Having a plan in place, and ensuring that teams are well-versed in its contents are integral to the smooth operation of a project. “We do a lot of environmental impact work, and a lot of it is quite contentious,” says Wimberley. “It only takes one vocal stakeholder to have a lot of damaging impact.”
Menno Huizinga, a project manager in the subsea technology industry, is a big fan of face-to-face communication: “When you really sit down with someone and get to an agreement of, hey we really need this done by a certain time, and this is what the scope is, and these are my expectations, it comes across.”
His theory is that non-verbal communication (for example, body language and facial expressions) plays a big role in getting information across.
The effectiveness of communicating in person might also have to do with comfort-levels. “I think people are more comfortable asking questions when it’s face-to-face, as opposed to a phone call or even via email.”
So how does Huizinga capitalize on this understanding? “When I’m on a project where the timeline is such that a deliverable is coming close and I know that we have to give everything to meet that milestone, I try to have a 5-minute daily or every other day meeting with the team and just make sure that everyone knows what the critical path items are that are being worked on, and what the expectations are for a successful completion.”
Jensen doesn’t always have the option of face-to-face meetings, so his go-to communication platform is email. “A lot of the time, our sites don’t have cell service. They’re a class 2 div 1 area, so they’re not allowed to carry cell phones with them,” he explains. “It’s a lot easier to be sending email so when they go back to their trailer at breaks, then they can follow up and get better communication that way.”

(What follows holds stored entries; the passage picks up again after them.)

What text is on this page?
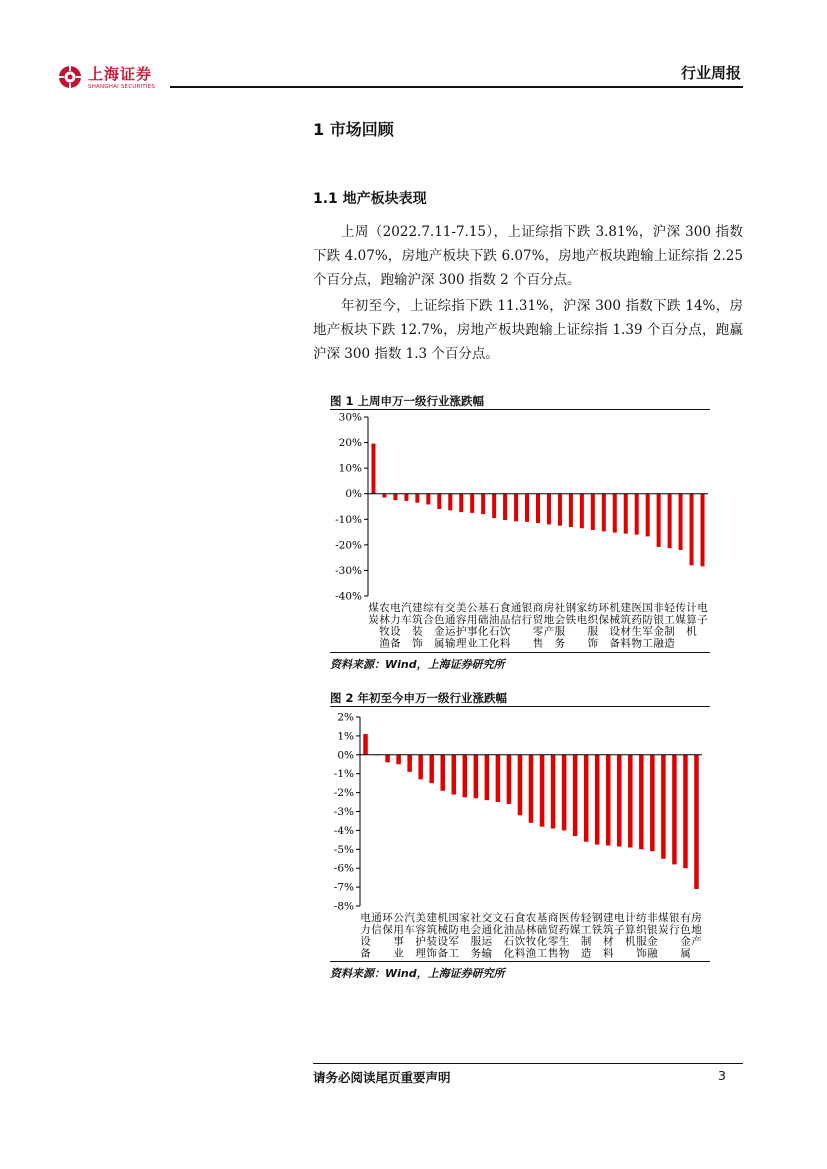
上海证券
SHANGHAI SECURITIES
行业周报
1 市场回顾
1.1 地产板块表现
上周（2022.7.11-7.15），上证综指下跌 3.81%，沪深 300 指数下跌 4.07%，房地产板块下跌 6.07%，房地产板块跑输上证综指 2.25 个百分点，跑输沪深 300 指数 2 个百分点。
年初至今，上证综指下跌 11.31%，沪深 300 指数下跌 14%，房地产板块下跌 12.7%，房地产板块跑输上证综指 1.39 个百分点，跑赢沪深 300 指数 1.3 个百分点。
图 1 上周申万一级行业涨跌幅
30%
20%
10%
0%
-10%
-20%
-30%
-40%
煤炭
农林牧渔
电力设备
汽车
建筑装饰
综合
有色金属
交通运输
美容护理
公用事业
基础化工
石油石化
食品饮料
通信
银行
商贸零售
房地产
社会服务
钢铁
家电
纺织服饰
环保
机械设备
建筑材料
医药生物
国防军工
非银金融
轻工制造
传媒
计算机
电子
资料来源：Wind，上海证券研究所
图 2 年初至今申万一级行业涨跌幅
2%
1%
0%
-1%
-2%
-3%
-4%
-5%
-6%
-7%
-8%
电力设备
通信
环保
公用事业
汽车
美容护理
建筑装饰
机械设备
国防军工
家电
社会服务
交通运输
文化
石油石化
食品饮料
农林牧渔
基础化工
商贸零售
医药生物
传媒
轻工制造
钢铁
建筑材料
电子
计算机
纺织服饰
非银金融
煤炭
银行
有色金属
房地产
资料来源：Wind，上海证券研究所
请务必阅读尾页重要声明	3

Jensen also likes the ability to communicate with several people at once. “You can CC multiple people, so you’re not relying on one person to pass that information along to 2 or 3 other people that need to know it.”
Nick Foster, a senior project manager here at Trinity Power, stays on top of things using a combination of an effective email filing system and the Salesforce CRM system (which he also uses to manage timelines — a topic we’ll be covering in a future post).

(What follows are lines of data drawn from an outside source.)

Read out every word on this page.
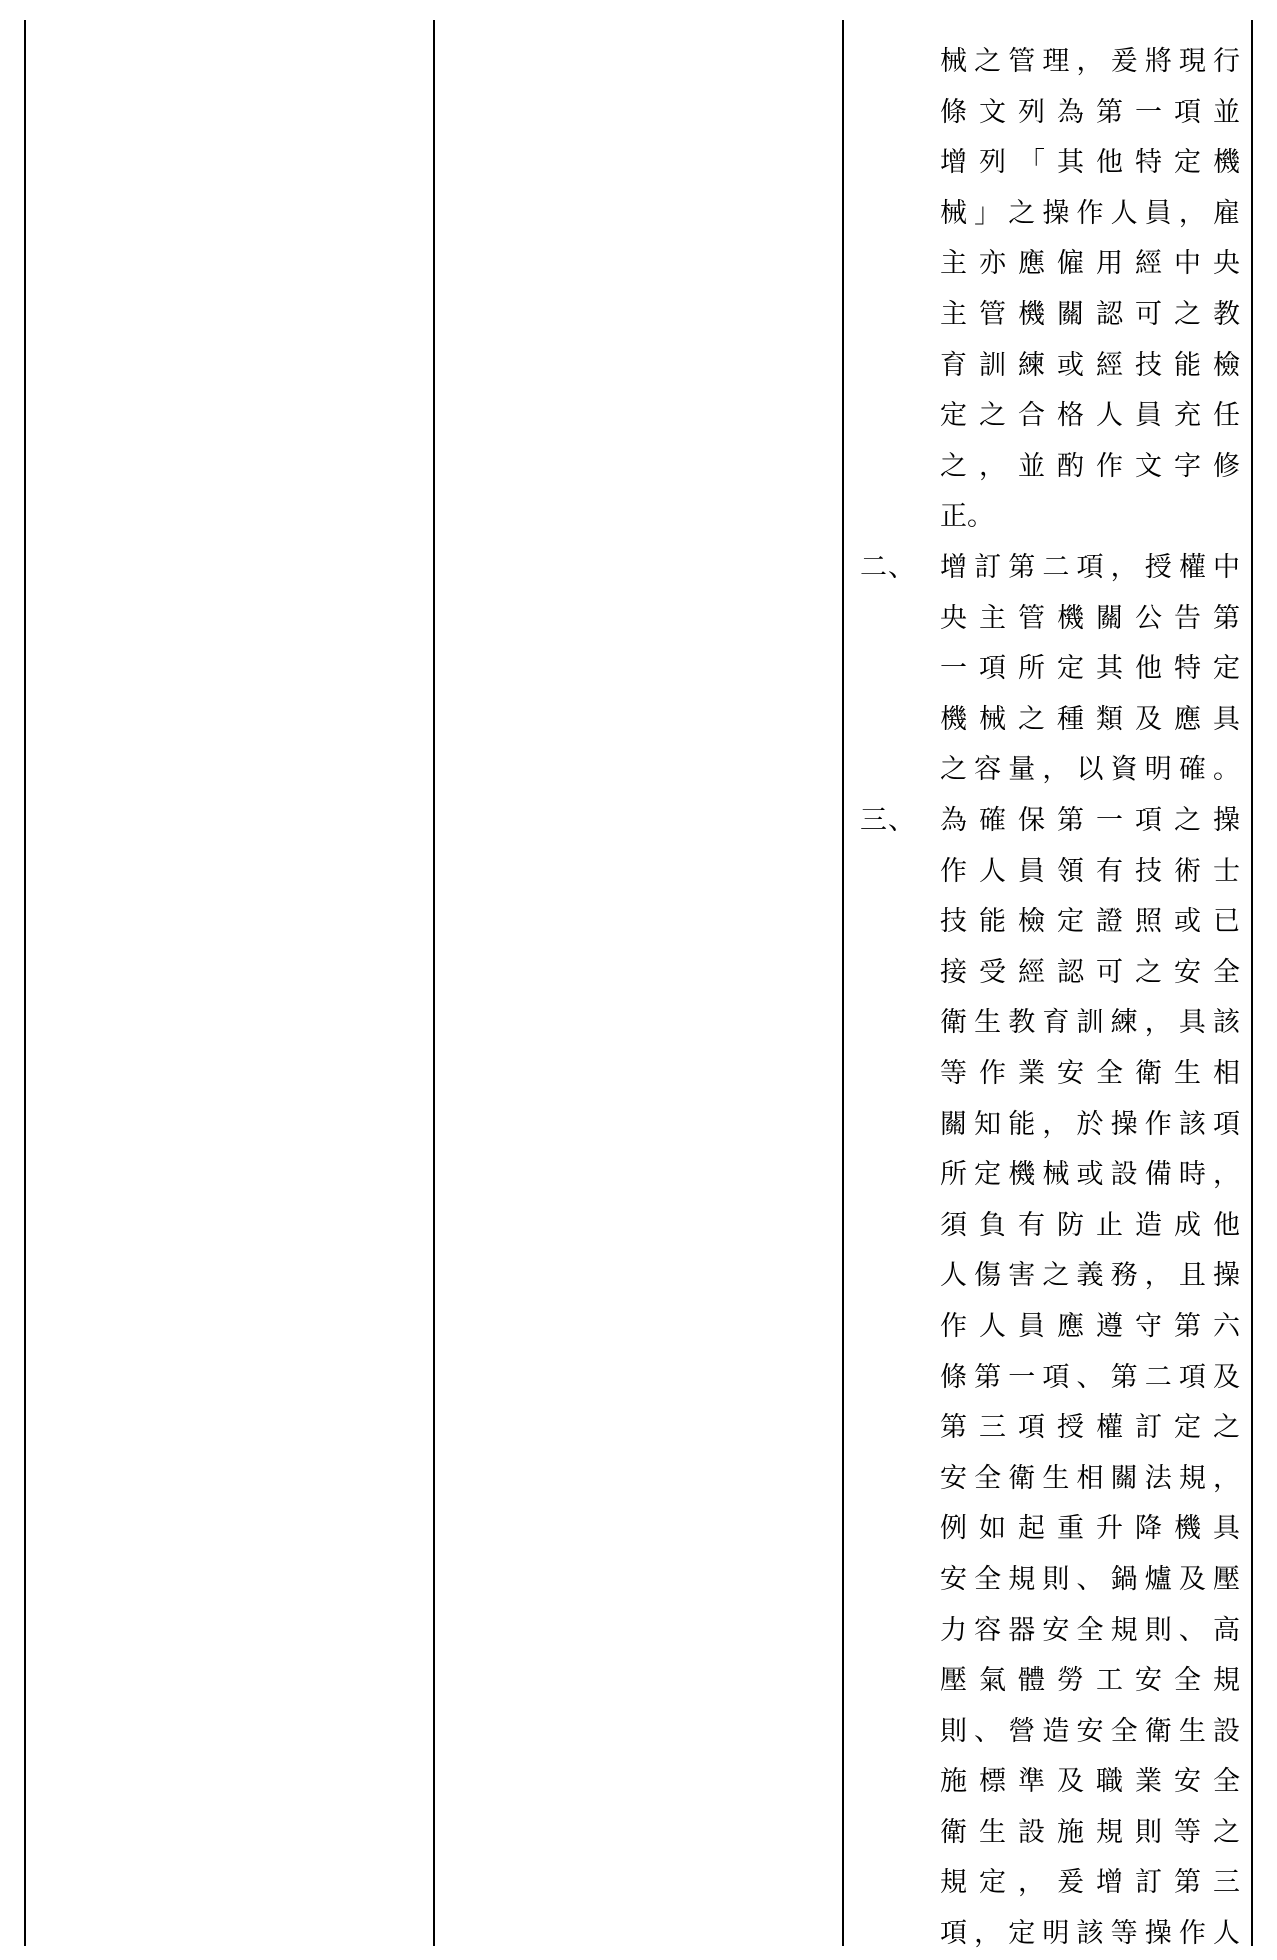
械之管理，爰將現行
條文列為第一項並
增列「其他特定機
械」之操作人員，雇
主亦應僱用經中央
主管機關認可之教
育訓練或經技能檢
定之合格人員充任
之，並酌作文字修
正。
二、 增訂第二項，授權中
央主管機關公告第
一項所定其他特定
機械之種類及應具
之容量，以資明確。
三、 為確保第一項之操
作人員領有技術士
技能檢定證照或已
接受經認可之安全
衛生教育訓練，具該
等作業安全衛生相
關知能，於操作該項
所定機械或設備時，
須負有防止造成他
人傷害之義務，且操
作人員應遵守第六
條第一項、第二項及
第三項授權訂定之
安全衛生相關法規，
例如起重升降機具
安全規則、鍋爐及壓
力容器安全規則、高
壓氣體勞工安全規
則、營造安全衛生設
施標準及職業安全
衛生設施規則等之
規定，爰增訂第三
項，定明該等操作人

“As a project comes in, I put it into Salesforce in order to track all my communication,” he explains, adding, “To stay on top of emails coming in from multiple projects, I have a filing system: emails stay in my inbox until they’re dealt with, and then they’re filed away into project folders and sub-folders. This allows me to see that everything’s been done that needs to be.”
A favourite communication tool of Huizinga’s is the whiteboard. “Usually I use a whiteboard to kind of lay out the path for that week, or the period that’s ahead of us,” he explains. “Then you can go back, and see, oh yeah, this is what we’ve agreed, this is what was supposed to be done, and when it was supposed to be done.”

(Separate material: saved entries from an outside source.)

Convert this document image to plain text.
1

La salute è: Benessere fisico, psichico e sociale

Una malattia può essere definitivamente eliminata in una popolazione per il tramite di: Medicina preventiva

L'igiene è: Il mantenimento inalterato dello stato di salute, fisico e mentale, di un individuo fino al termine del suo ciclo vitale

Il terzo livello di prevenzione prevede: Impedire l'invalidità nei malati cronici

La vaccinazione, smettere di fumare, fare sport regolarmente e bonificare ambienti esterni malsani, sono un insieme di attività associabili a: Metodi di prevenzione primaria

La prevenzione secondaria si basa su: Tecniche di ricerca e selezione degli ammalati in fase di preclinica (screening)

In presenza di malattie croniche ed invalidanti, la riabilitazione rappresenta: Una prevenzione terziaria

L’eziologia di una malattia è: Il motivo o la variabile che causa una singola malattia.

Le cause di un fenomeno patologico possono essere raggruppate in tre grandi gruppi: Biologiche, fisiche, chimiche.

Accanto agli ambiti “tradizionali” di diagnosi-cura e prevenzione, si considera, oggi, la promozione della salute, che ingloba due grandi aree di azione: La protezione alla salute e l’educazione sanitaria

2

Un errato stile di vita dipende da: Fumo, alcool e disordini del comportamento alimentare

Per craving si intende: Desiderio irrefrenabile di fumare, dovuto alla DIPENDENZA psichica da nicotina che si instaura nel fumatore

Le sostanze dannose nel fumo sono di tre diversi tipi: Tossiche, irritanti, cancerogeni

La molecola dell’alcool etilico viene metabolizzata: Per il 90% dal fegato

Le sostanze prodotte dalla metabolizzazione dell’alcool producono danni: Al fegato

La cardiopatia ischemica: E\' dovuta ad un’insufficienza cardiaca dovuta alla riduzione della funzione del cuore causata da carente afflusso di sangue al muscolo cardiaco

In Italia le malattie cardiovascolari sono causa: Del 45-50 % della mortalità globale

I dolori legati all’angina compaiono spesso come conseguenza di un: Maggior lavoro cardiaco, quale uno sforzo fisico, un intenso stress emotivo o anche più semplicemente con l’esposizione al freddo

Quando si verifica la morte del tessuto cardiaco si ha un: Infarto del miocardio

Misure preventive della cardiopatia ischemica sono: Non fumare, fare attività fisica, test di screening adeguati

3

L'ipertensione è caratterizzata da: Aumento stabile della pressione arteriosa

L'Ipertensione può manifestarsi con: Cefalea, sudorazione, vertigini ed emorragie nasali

Huizinga also uses a digital whiteboard, Microsoft’s One Note, to get everyone on board (so to speak). “It’s basically a whiteboard on your computer screen where people can write and add things — hyperlinks, links to information, images,” he says, adding that, “Everyone can use it at the same time. You can see who added and changed which information.”
Huizinga has found this tool particularly useful when face-to-face meetings aren’t possible. “You don’t have to be in the same space to work on it.”
“A lot of folks come out of engineering and the sciences, and they’re naturally introverted and they don’t like speaking to people,” says Wimberley, “but it’s part of the job, to communicate.”
Huizinga agrees: “You have all sorts of tools on the internet, from free tools that you can use to really expensive tools, but I think what it really comes down to in the end is good communication.”
As Wimberley says, “Communication is what keeps things going.”